After retiring as an astronaut, Low joined Orbital Sciences Corporation and managed the company’s commercial space transportation program.
Chih-Kung Lee, Ph.D. ‘87
If there is one thing that characterizes Sibley School alumni it is leadership. A notable example is Chih-Kung Lee, who received his doctorate in 1987 and has risen from IBM research engineer, to professor at National Taiwan University, to Taiwan’s Minister of Economic Affairs.
As a doctoral student, Lee worked with Professor Francis Moon and together they were awarded a patent for a piezo vibration sensor based on Lee’s research. He later worked at the IBM Research Center in San Jose, C.A., on magnetic disc drives and optoelectronic systems, receiving two distinguished invention awards.

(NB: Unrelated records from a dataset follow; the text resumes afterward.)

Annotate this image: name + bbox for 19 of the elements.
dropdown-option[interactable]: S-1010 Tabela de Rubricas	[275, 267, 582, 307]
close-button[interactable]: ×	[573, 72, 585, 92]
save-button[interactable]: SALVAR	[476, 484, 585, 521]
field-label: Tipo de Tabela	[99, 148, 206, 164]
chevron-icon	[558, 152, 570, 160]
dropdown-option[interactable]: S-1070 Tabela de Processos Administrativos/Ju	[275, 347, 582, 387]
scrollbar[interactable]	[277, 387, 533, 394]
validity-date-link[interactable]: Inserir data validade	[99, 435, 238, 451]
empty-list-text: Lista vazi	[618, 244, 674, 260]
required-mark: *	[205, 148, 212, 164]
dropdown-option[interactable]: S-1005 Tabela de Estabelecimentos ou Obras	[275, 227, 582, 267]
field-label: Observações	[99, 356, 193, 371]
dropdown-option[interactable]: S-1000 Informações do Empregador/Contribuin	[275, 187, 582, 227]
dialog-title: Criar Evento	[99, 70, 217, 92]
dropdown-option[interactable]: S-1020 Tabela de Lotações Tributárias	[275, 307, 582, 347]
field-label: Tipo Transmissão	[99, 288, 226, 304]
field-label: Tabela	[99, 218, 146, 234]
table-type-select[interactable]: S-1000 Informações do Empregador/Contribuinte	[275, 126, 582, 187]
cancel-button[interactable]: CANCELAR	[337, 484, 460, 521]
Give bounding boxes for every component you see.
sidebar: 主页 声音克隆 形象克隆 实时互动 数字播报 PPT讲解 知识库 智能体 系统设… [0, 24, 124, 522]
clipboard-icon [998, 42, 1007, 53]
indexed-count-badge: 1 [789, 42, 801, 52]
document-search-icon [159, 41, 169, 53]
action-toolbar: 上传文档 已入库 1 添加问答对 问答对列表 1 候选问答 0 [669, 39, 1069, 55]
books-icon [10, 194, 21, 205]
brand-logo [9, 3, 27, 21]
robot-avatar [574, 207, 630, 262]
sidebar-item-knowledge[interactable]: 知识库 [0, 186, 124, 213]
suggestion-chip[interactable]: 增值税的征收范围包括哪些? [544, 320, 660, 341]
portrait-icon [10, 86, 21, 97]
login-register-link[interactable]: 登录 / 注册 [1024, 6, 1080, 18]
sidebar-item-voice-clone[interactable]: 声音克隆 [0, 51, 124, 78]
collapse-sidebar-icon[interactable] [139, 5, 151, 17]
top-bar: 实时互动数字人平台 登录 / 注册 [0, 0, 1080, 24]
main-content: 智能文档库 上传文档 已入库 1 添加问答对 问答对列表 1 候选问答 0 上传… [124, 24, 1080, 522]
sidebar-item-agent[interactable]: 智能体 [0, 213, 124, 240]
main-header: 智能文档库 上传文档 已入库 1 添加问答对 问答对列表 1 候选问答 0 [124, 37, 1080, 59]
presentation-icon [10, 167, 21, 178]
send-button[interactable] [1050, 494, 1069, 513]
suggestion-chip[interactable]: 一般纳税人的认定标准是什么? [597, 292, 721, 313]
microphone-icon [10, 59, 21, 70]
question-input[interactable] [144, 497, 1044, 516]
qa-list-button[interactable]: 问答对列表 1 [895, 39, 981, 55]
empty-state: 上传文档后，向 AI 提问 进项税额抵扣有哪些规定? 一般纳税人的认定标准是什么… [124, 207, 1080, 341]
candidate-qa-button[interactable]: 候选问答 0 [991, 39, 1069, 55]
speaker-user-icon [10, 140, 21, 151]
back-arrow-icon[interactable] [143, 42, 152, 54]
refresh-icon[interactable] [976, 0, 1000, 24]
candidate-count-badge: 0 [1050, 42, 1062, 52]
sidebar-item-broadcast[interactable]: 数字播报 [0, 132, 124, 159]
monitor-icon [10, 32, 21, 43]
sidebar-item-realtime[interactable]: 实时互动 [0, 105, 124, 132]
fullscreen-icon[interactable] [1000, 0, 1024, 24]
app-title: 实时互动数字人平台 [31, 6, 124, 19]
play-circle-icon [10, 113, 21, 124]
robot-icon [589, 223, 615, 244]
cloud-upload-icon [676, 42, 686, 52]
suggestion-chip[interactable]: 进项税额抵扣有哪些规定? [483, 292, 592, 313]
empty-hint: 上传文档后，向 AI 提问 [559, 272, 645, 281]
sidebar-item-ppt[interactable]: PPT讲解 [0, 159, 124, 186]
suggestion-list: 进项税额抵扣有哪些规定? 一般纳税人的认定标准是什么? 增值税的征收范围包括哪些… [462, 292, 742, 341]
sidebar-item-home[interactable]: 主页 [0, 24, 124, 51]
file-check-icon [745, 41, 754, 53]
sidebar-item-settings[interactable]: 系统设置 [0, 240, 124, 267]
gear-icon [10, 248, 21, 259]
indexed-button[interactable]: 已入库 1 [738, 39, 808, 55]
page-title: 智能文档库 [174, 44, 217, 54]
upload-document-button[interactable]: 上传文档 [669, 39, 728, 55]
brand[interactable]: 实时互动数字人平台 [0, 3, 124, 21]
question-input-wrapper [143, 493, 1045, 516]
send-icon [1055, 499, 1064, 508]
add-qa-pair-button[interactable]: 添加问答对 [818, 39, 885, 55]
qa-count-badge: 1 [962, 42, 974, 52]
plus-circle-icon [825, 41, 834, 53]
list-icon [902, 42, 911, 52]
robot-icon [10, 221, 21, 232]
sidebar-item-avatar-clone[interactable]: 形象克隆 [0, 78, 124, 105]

Lee returned to Taiwan as a professor at the Institute of Applied Mechanics, NTU, and established a nano-bio MEMS group. His creative energy in research led him to many leadership positions, including Minister for Economic Affairs in Taiwan. Today he serves as Chairman of the Industrial Technology Research Institute of Taiwan.

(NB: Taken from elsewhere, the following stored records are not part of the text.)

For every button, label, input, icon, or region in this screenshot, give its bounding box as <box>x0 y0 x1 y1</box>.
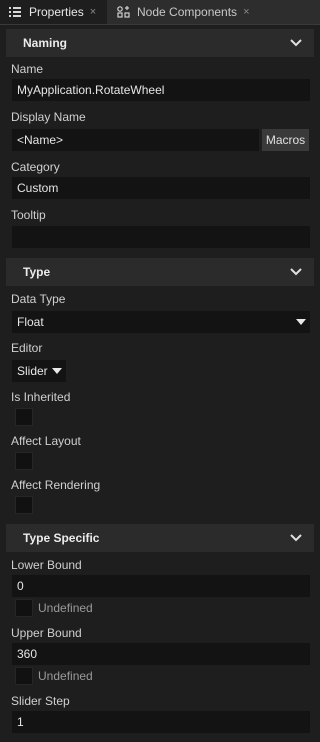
data-type-select[interactable]: Float <box>12 311 310 333</box>
components-icon <box>116 6 130 18</box>
slider-step-label: Slider Step <box>11 694 70 708</box>
section-title: Naming <box>23 36 68 50</box>
dropdown-arrow-icon <box>52 368 62 374</box>
lower-undefined-label: Undefined <box>38 601 93 615</box>
upper-undefined-checkbox[interactable] <box>15 667 33 685</box>
lower-bound-input[interactable]: 0 <box>12 575 310 597</box>
section-header-naming[interactable]: Naming <box>6 29 314 57</box>
lower-bound-label: Lower Bound <box>11 558 82 572</box>
tab-bar: Properties × Node Components × <box>0 0 320 25</box>
upper-bound-label: Upper Bound <box>11 626 82 640</box>
affect-rendering-label: Affect Rendering <box>11 478 101 492</box>
category-label: Category <box>11 160 60 174</box>
tooltip-label: Tooltip <box>11 208 46 222</box>
data-type-label: Data Type <box>11 292 66 306</box>
display-name-input[interactable]: <Name> <box>12 129 259 151</box>
section-title: Type Specific <box>23 531 100 545</box>
editor-value: Slider <box>17 364 48 378</box>
affect-layout-label: Affect Layout <box>11 434 81 448</box>
editor-label: Editor <box>11 341 43 355</box>
section-header-type[interactable]: Type <box>6 258 314 286</box>
close-icon[interactable]: × <box>243 6 249 18</box>
tooltip-input[interactable] <box>12 226 310 248</box>
category-input[interactable]: Custom <box>12 177 310 199</box>
dropdown-arrow-icon <box>296 319 306 325</box>
tab-properties[interactable]: Properties × <box>0 0 107 24</box>
lower-undefined-checkbox[interactable] <box>15 599 33 617</box>
upper-undefined-label: Undefined <box>38 669 93 683</box>
section-title: Type <box>23 265 51 279</box>
name-input[interactable]: MyApplication.RotateWheel <box>12 79 310 101</box>
close-icon[interactable]: × <box>90 6 96 18</box>
is-inherited-checkbox[interactable] <box>15 408 33 426</box>
affect-layout-checkbox[interactable] <box>15 452 33 470</box>
tab-node-components[interactable]: Node Components × <box>108 0 258 24</box>
editor-select[interactable]: Slider <box>12 360 66 382</box>
affect-rendering-checkbox[interactable] <box>15 496 33 514</box>
tab-properties-label: Properties <box>29 5 84 19</box>
list-icon <box>8 7 22 17</box>
upper-bound-input[interactable]: 360 <box>12 643 310 665</box>
section-header-type-specific[interactable]: Type Specific <box>6 524 314 552</box>
macros-button[interactable]: Macros <box>262 129 309 151</box>
slider-step-input[interactable]: 1 <box>12 711 310 733</box>
chevron-down-icon[interactable] <box>290 39 302 47</box>
chevron-down-icon[interactable] <box>290 534 302 542</box>
display-name-label: Display Name <box>11 110 86 124</box>
data-type-value: Float <box>17 315 44 329</box>
is-inherited-label: Is Inherited <box>11 390 71 404</box>
chevron-down-icon[interactable] <box>290 268 302 276</box>
tab-node-components-label: Node Components <box>137 5 238 19</box>
name-label: Name <box>11 62 44 76</box>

Always with a smile on his face, Lee acknowledges his Cornell education by sending professor Moon a gift of Taiwan tea annually on Chinese Teacher’s Day.
Nadine Aubry, Ph.D. ‘87
When it comes to accolades, Nadine Aubry has more than a few. The professor of mechanical engineering at Tufts University is an elected member of the National Academy of Engineering – one of the highest honors for an engineer – for her contributions to low-dimensional models of turbulence and microfluidic devices, and for leadership in engineering education.

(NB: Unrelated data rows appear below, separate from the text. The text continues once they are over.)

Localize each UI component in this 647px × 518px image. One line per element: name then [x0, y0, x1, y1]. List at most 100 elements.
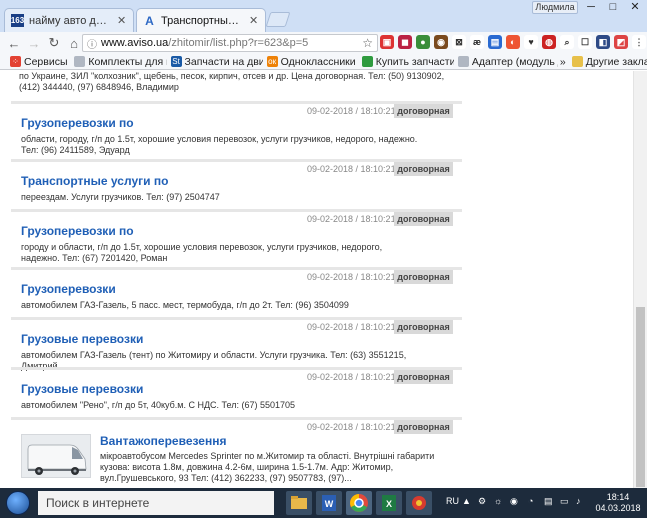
listing-date: 09-02-2018 / 18:10:21 — [307, 106, 396, 116]
tab-2-favicon-icon: A — [145, 13, 154, 28]
scrollbar-thumb[interactable] — [636, 307, 645, 487]
taskbar-search-input[interactable]: Поиск в интернете — [38, 491, 274, 515]
listing-title[interactable]: Транспортные услуги по — [21, 174, 168, 188]
extension-6-icon[interactable]: æ — [470, 35, 484, 49]
tab-1-close-icon[interactable]: ✕ — [117, 14, 127, 27]
bookmark-star-icon[interactable]: ☆ — [362, 36, 373, 50]
extension-13-icon[interactable]: ◧ — [596, 35, 610, 49]
bookmark-label: Другие закладки — [585, 55, 647, 68]
extension-9-icon[interactable]: ♥ — [524, 35, 538, 49]
network-icon[interactable]: ▤ — [544, 496, 553, 507]
bookmark-kits[interactable]: Комплекты для пере — [70, 55, 167, 68]
chrome-icon[interactable] — [346, 491, 372, 515]
listing-date: 09-02-2018 / 18:10:21 — [307, 272, 396, 282]
apps-icon: ⁘ — [10, 56, 21, 67]
address-bar[interactable]: ⓘ www.aviso.ua/zhitomir/list.php?r=623&p… — [82, 34, 378, 52]
bookmarks-overflow-icon[interactable]: » — [558, 56, 568, 68]
extension-12-icon[interactable]: ☐ — [578, 35, 592, 49]
previous-listing-desc: по Украине, ЗИЛ "колхозник", щебень, пес… — [19, 71, 445, 92]
listing-desc: области, городу, г/п до 1.5т, хорошие ус… — [21, 134, 418, 155]
page-scrollbar[interactable] — [633, 71, 647, 488]
listing-title[interactable]: Грузоперевозки по — [21, 224, 134, 238]
address-host: www.aviso.ua — [101, 37, 169, 49]
tray-app-icon[interactable]: ◉ — [510, 496, 518, 507]
tab-1-title: найму авто для доставк — [29, 14, 112, 27]
bookmark-label: Комплекты для пере — [88, 55, 166, 68]
listing-photo[interactable] — [21, 434, 91, 478]
volume-icon[interactable]: ♪ — [576, 496, 581, 506]
excel-icon[interactable]: X — [376, 491, 402, 515]
back-icon[interactable]: ← — [4, 33, 24, 53]
extension-14-icon[interactable]: ◩ — [614, 35, 628, 49]
extension-11-icon[interactable]: ⌕ — [560, 35, 574, 49]
info-icon[interactable]: ⓘ — [87, 36, 97, 51]
listing-title[interactable]: Грузоперевозки — [21, 282, 116, 296]
listing-item: 09-02-2018 / 18:10:21 договорная Вантажо… — [11, 420, 462, 488]
listing-title[interactable]: Грузовые перевозки — [21, 332, 143, 346]
bookmark-odnoklassniki[interactable]: ок Одноклассники мои — [263, 56, 358, 68]
listing-title[interactable]: Грузовые перевозки — [21, 382, 143, 396]
new-tab-button[interactable] — [265, 12, 291, 27]
close-window-icon[interactable]: ✕ — [624, 0, 646, 16]
bookmark-label: Купить запчасти на д — [375, 55, 454, 68]
listing-price: договорная — [394, 270, 453, 284]
listing-item: 09-02-2018 / 18:10:21 договорная Грузовы… — [11, 320, 462, 371]
extension-4-icon[interactable]: ◉ — [434, 35, 448, 49]
taskbar-clock[interactable]: 18:14 04.03.2018 — [594, 492, 642, 514]
extension-2-icon[interactable]: ◼ — [398, 35, 412, 49]
menu-dots-icon[interactable]: ⋮ — [632, 35, 646, 49]
minimize-icon[interactable]: ─ — [580, 0, 602, 16]
listing-item: 09-02-2018 / 18:10:21 договорная Грузопе… — [11, 270, 462, 318]
bookmark-adapter[interactable]: Адаптер (модуль дл — [454, 56, 558, 68]
listing-title[interactable]: Грузоперевозки по — [21, 116, 134, 130]
tray-app-icon[interactable]: ☼ — [494, 496, 502, 506]
bookmark-other[interactable]: Другие закладки — [568, 56, 647, 68]
listing-item: 09-02-2018 / 18:10:21 договорная Грузопе… — [11, 104, 462, 162]
start-button[interactable] — [6, 491, 30, 515]
browser-toolbar: ← → ↻ ⌂ ⓘ www.aviso.ua/zhitomir/list.php… — [0, 32, 647, 54]
extension-5-icon[interactable]: ⊠ — [452, 35, 466, 49]
listing-price: договорная — [394, 212, 453, 226]
battery-icon[interactable]: ▭ — [560, 496, 569, 507]
listing-date: 09-02-2018 / 18:10:21 — [307, 372, 396, 382]
maximize-icon[interactable]: □ — [602, 0, 624, 16]
bookmark-services[interactable]: ⁘ Сервисы — [6, 56, 70, 68]
tray-expand-icon[interactable]: ▲ — [462, 496, 471, 506]
bookmark-buy-parts[interactable]: Купить запчасти на д — [358, 56, 454, 68]
tray-app-icon[interactable]: ⚙ — [478, 496, 486, 507]
listing-price: договорная — [394, 320, 453, 334]
home-icon[interactable]: ⌂ — [64, 33, 84, 53]
tab-2[interactable]: A Транспортные услуги. П ✕ — [136, 8, 266, 32]
tab-1[interactable]: 163 найму авто для доставк ✕ — [4, 8, 134, 32]
extension-8-icon[interactable]: ◐ — [506, 35, 520, 49]
reload-icon[interactable]: ↻ — [44, 33, 64, 53]
extension-1-icon[interactable]: ▣ — [380, 35, 394, 49]
listing-price: договорная — [394, 162, 453, 176]
word-icon[interactable]: W — [316, 491, 342, 515]
listing-price: договорная — [394, 104, 453, 118]
tray-app-icon[interactable]: ◔ — [528, 496, 533, 506]
extension-3-icon[interactable]: ● — [416, 35, 430, 49]
bookmark-label: Сервисы — [24, 55, 68, 68]
folder-icon — [571, 56, 583, 67]
bookmark-engine-parts[interactable]: St Запчасти на двигате — [167, 56, 263, 68]
listing-date: 09-02-2018 / 18:10:21 — [307, 214, 396, 224]
listing-desc: городу и области, г/п до 1.5т, хорошие у… — [21, 242, 383, 263]
windows-taskbar: Поиск в интернете W X RU ▲ ⚙ ☼ ◉ ◔ ▤ ▭ ♪… — [0, 488, 647, 518]
svg-text:X: X — [386, 499, 392, 509]
language-indicator[interactable]: RU — [446, 496, 459, 506]
profile-button[interactable]: Людмила — [532, 1, 578, 14]
tab-1-favicon-icon: 163 — [10, 14, 25, 27]
tab-2-title: Транспортные услуги. П — [161, 14, 244, 27]
clock-date: 04.03.2018 — [595, 503, 641, 513]
extension-7-icon[interactable]: ▤ — [488, 35, 502, 49]
extension-10-icon[interactable]: ◍ — [542, 35, 556, 49]
listing-item: 09-02-2018 / 18:10:21 договорная Транспо… — [11, 162, 462, 210]
explorer-icon[interactable] — [286, 491, 312, 515]
listing-title[interactable]: Вантажоперевезення — [100, 434, 226, 448]
listing-date: 09-02-2018 / 18:10:21 — [307, 164, 396, 174]
forward-icon[interactable]: → — [24, 33, 44, 53]
tab-2-close-icon[interactable]: ✕ — [249, 14, 259, 27]
media-app-icon[interactable] — [406, 491, 432, 515]
listing-price: договорная — [394, 420, 453, 434]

Coming from France, Aubry enrolled as a graduate student in the Sibley School, working with world expert on fluid turbulence, Professor John Lumley.
Aubry is also an elected member of the American Academy of Arts and Sciences, and is a fellow of the American Physical Society, the American Society of Mechanical Engineers, the American Association for the Advancement of Science, the American Institute of Aeronautics and Astronautics, the American Academy of Mechanics, the U.S. National Academy of Inventors, and a member of the European Academy of Sciences and Arts.
Aubry is a former provost and senior vice president at Tufts, served as dean of Northeastern University’s College of Engineering, and was head of the Department of Mechanical Engineering at Carnegie Mellon University, among other titles.
Swati Mohan ’04
For a moment in time on Feb. 18, 2021, millions of people – 14 million on YouTube alone – were hanging on to every word spoken by Swati Mohan.
“Touchdown confirmed,” said the 2004 Sibley School graduate, who narrated the historic landing of the NASA Perseverance rover on Mars. Broadcasting to the public from mission control at NASA’s Jet Propulsion Laboratory, Mohan concluded, “Perseverance is safely on the surface of Mars, ready to begin seeking the signs of past life.”
Mohan had worked on the Perseverance team since 2013, when the mission began, and called the landing as the mission’s guidance, navigation and controls operations lead. She also worked on NASA’s Cassini mission just as the spacecraft took its first images of Saturn, and on NASA’s Gravity Recovery and Interior Laboratory mission, which used a spacecraft to map the gravitational field of the moon and determine its interior structure.